• Becky Wallis

The Hound of the Baskervilles Review (Streaming Online)

Updated: Apr 28

When you hear the words ‘The Hound of the Baskervilles’ you would easily be forgiven for envisioning images of mist covered moors, shadows in the darkness and the risk of death by murderous hound, and whilst all of these things appear in this Peepolykus adaptation by John Nicholson and Steven Canny, the classic scary story has well and truly been given the comedy treatment in a way you could never have imagined.


It tells the story of the rumoured curse that surrounds the Baskerville family, a fate that awaits them all and the mystery of the murderous hound who seems to be behind their untimely ends. Following the death of Sir Charles Baskerville, Sherlock and Dr Watson are tasked to solve the case and protect of Sir Henry Baskerville before it is too late.


Produced by Original Theatre Company and Octagon Theatre Bolton, this adaptation of Sir Arthur Conan Doyle’s classic story of intrigue, mystery and hidden identities was seen up and down the country recently in a new UK Tour and has now came roaming into our own homes thanks to Original Theatre Online. Filmed in front of a live audience at Coventry’s Belgrade Theatre, this comedy retelling stars a small but perfectly formed three people cast who effortlessly switch between characters to tell the famous tale. Jake Ferretti plays the world-famous detective Sherlock Holmes (and other roles), with Serena Manteghi as Sir Henry Baskerville (and other roles) and Niall Ransome as Dr Watson (and other roles). Between them they become the eccentric Stapleton’s, the mysterious Barrymore’s, Dr Mortimer, and a number of Dartmoor yokels alongside their main characters, completing quick changes with ease and making each character just as unique as the last.

As well as this being a completely new version of the beloved scary story, one that replaces scares with laughter, this production of The Hound of the Baskervilles also ventures beyond the norm. From the start, the show is deliciously self-aware with the three cast members breaking the fourth wall straight away and directly addressing the audience, something that they continue to do throughout. The cast introduce themselves and explain who plays who, warning the audience of the story’s scary themes and arguing amongst themselves about who is the lead, much to the delight of the audience who laugh along. The breaking of the fourth wall becomes particularly effective in the opening of act 2 with a fast-paced retelling of the first act after actor Jake Ferretti claims to have received a tweet in the interval about his performance.
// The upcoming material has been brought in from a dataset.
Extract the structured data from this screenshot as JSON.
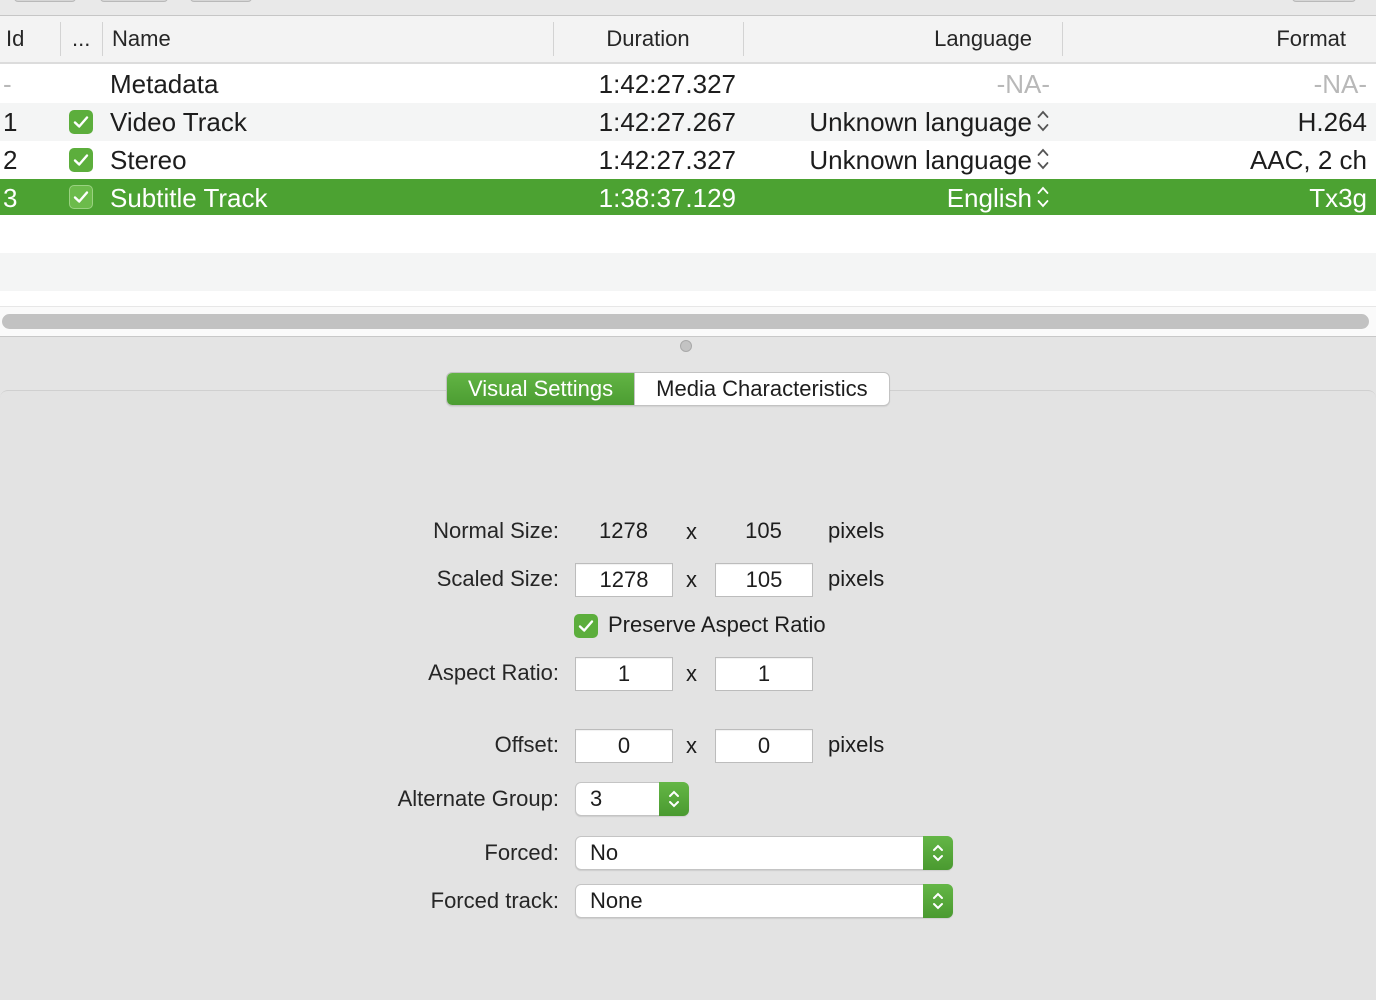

As the character we all know and love, Jake Ferretti’s Sherlock is proud and confident, claiming to be the best detective in the world and delighting in correcting his companion Watson’s every mistake. When it comes to solving mysterious, he is as smart as one would expect, but this production also explores his softer side, highlighting the struggles he has with expressing himself emotionally, much to Watson’s disappointment as he wants nothing more than to please and prove himself worthy of the great detective’s appreciation. As many other characters, including both Stapleton’s and both Barrymore’s, Ferretti has the audience in stitches with his quick changes and conversations with himself.


As Sir Henry Baskerville, sole survivor of the Baskerville legacy, along with a London cabbie, Dr Mortimer, Sir Charles Baskerville and three yokels, Serena Manteghi displays a natural flair for old school slapstick comedy, adding something unique to every character and smiling her way through a number of very quick costume changes. Her and Niall Ransome as Dr Watson are a force to be reckoned with, a wonderful double act have the audience laughing throughout as they bond and joke their way through the investigation.


Described in the programme by Ransome himself as ‘a total idiot’ who has ‘a real puppy dog loyalty’, it is impossible not to love Dr Watson in this production and easy to love Niall Ransome’s take on the famous character. Appearing in nearly every scene, Ransome’s undying energy earns many a cheer from the audience as he bonds with Manteghi’s Sir Henry and tries his best to solve the case on Sherlock’s behalf, even though he may not be the brightest at times. This Watson is devoted, loyal and determined and throughout we see his story change from an attempt to solve the mystery more to an attempt to help his friends and to please Sherlock.

Whilst this is well and truly a comedy retelling, twisting the story and packing in the laughter, the key elements of the story of The Hound of the Baskervilles are not lost within the prat falls, quick changes, and giggles. The mystery remains thrilling, even when told by larger-than-life characters as the audience are faced with the countless unanswered questions, the missing puzzle pieces, and the romance that the original story is famous for. David Woodhead’s set is incredibly effective, with just a backdrop of the Baskerville ancestorial home, a door, a fireplace, a bush, a fence and a desk forming the entire set, with the desk becoming a train carriage, a steam room and the moors themselves, which leaves plenty to the imagination of the captivated audience.


Overall, Original Theatre’s The Hound of the Baskervilles is pure showcase of comedy prowess, with all three cast members proving themselves to be masters of the craft. The classic tale is given an hilarious makeover, complete with tangos, dummies, many quick changes, and an inability to focus when hungry which I am sure many could relate too. A must see for comedy fans.